El Camino, protagonista
Ultreia era el grito de ánimo que se daban los peregrinos medievales en el Camino de Santiago. Algo así como un "¡adelante!" colectivo. Narla ha explicado que su intención era precisamente esa: convertir El Camino no en un mero escenario, sino en el verdadero protagonista de la historia. El Camino como espacio de encuentro, de tensiones culturales y de nacimiento de una Europa que todavía estaba tomando forma.
Por eso en Ultreia no solo hay revueltas urbanas. También aparecen peregrinos que llegan de todos los rincones del continente, comerciantes que siguen el rastro del dinero y rumores sobre los almorávides que amenazan con avanzar hacia el norte. La Compostela de Narla es una ciudad en construcción en todos los sentidos: arquitectónico, político y espiritual.
Historia con grietas
Quien haya leído antes a Francisco Narla sabe que su aproximación a la novela histórica no pasa por glorificar al pasado. Más bien al contrario. En La voz de Galicia el autor —y piloto de avión— recuerda que "los grandes personajes históricos siempre tienen un lado oscuros y que la historia oficial suele quedarse con la parte luminosa".

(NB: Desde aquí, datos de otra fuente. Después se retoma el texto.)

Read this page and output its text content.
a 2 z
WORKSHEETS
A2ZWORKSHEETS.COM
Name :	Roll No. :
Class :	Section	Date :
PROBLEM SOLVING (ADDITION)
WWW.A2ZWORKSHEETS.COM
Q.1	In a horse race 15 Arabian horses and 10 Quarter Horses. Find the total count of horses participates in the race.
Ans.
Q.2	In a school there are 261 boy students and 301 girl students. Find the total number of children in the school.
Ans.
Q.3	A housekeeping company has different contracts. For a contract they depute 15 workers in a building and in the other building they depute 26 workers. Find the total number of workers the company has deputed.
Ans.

En Ultreia esa idea se convierte en motor narrativo. El esplendor de la catedral convive con el hambre de la población. El poder religioso se mezcla con la ambición política. Y la ciudad que hoy asociamos con peregrinos y espiritualidad aparece aquí como un lugar lleno de tensiones, violencia y conspiraciones.
Veterano
No es casual que Narla se mueva con tanta soltura en este terreno. El autor lucense lleva más de una década consolidándose como uno de los nombre más sólidos de la novela histórica española, con títulos como Assur, Donde aúllan las colinas, El bastardo o Balvanera.
'Ultreia' tiene barro en las botas, olor a sidra y a piedra recién tallada
Su experiencia se nota especialmente en la manera de construir atmósferas. Ultreia tiene barro en las botas, olor a sidra y a piedra recién tallada. No es una recreación académica del siglo XII, sino una inmersión sensorial en un mundo duro, contradictorio y sorprendentemente vivo.
Y quizá ahí esté el mayor logro de la novela: convertir un episodio histórico concreto —la revuelta compostelana de 1117— en una historia llena de pulsión narrativa. Una historia sobre cómo se construyen las ciudades, los mitos… y también las rebeliones.